Tammy James is currently running for mayor of Lake Wales against Jack Hilligoss and Curtis Gibson. We recently sat down with her to ask questions about pertinent local issues and her position on them. Here is what she had to say:
Q: The City of Lake Wales is predicted to triple in size in the next 10 years with 8,500 new homes approved in the city limits. What are your plans for the city to facilitate this growth?
A: Lake Wales has been discovered as an extraordinary place, something we’ve known all along. Rapid growth is a significant challenge, and we will need to take a strategic approach to managing future development. Additional services are needed for our city to remain the place we love to live in. It will require us to set, and enforce, high development standards. Lake Wales is the beneficiary of the vision of Edward Bok and Frederick Olmsted who helped make us a City in a Garden. To ensure that new development meets that standard, as mayor I will ensure the coordination of the Development Services department, the CRA, Mainstreet, and the Chamber of Commerce to partner with developers to ensure they are sharing and supporting that vision.

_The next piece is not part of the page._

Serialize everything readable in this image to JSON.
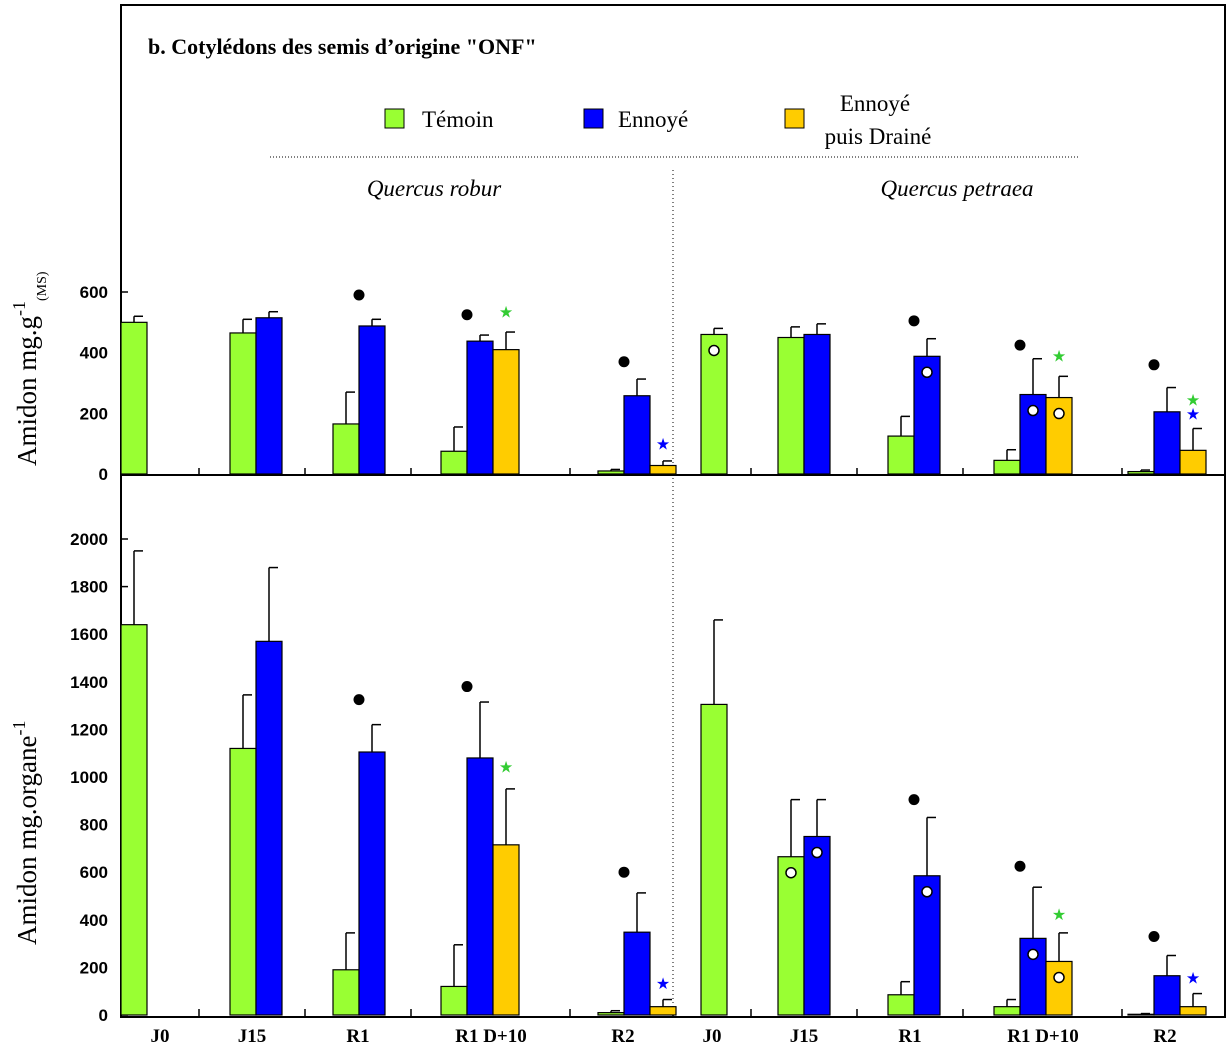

Q: Concerns have been raised about waiving impact fees, especially in light of the approval of new development. These fees are necessary to fund any potential infrastructure. How do you think the city should address this issue?
A: Impact fees are necessary and provide the funding for new infrastructure required by growth, so that current residents aren’t asked to subsidize new ones. Consideration is given to those who are redeveloping areas with pre-existing infrastructure. The city is currently considering adding a “mobility” fee” to help pay for transportation impacts, a move I support. Impact fees rates are continuously reviewed and have been recently increased, but remain lower than in the surrounding areas.
Q: Another prescient concern is education, especially about potential overcrowding and understaffing. How will overcrowding be addressed? Will developers be required to set aside “so much” land for schools? Will you put pressure on the Polk County School Board to allocate funds to the Lake Wales Charter Schools?
A: While the Mayor and Commissioner do not have direct authority with the Charter School system, education is an essential element of a “livable city.” Strengthening the partnership with the County and the school system is necessary. The City can set requirements for large projects, and setting aside acreage for school sites is a serious possibility. The understaffing of schools is not unique to Lake Wales. and uniting the community behind the Charter School system ensures that they can continue to provide an excellent education for our students.
Q: Finally, there’s infrastructure. Many citizens have voiced concerns about Chalet Suzanne Road and their desire to see a sidewalk there. Others want existing streets to be repaved such as the road in front of Spook Hill Elementary. What plans and priorities towards infrastructure do you want the city to implement?
A: Mobility is a required element of a livable city and providing access to mobility is a factor in assuring that our housing remains affordable as well. Mobility includes the issues of safety, congestion, maintenance, and various modes of transportation walking, driving, public transportation, and vehicles. Partnering with county, state, and Federal governments to seek funding for new sidewalks, turn lanes, and similar projects. Strategic planning for infrastructure that will be needed for the future is essential and should be continuously reviewed. I recently attended a luncheon with business leaders where the message was “The best way to predict the future is to create it yourself.”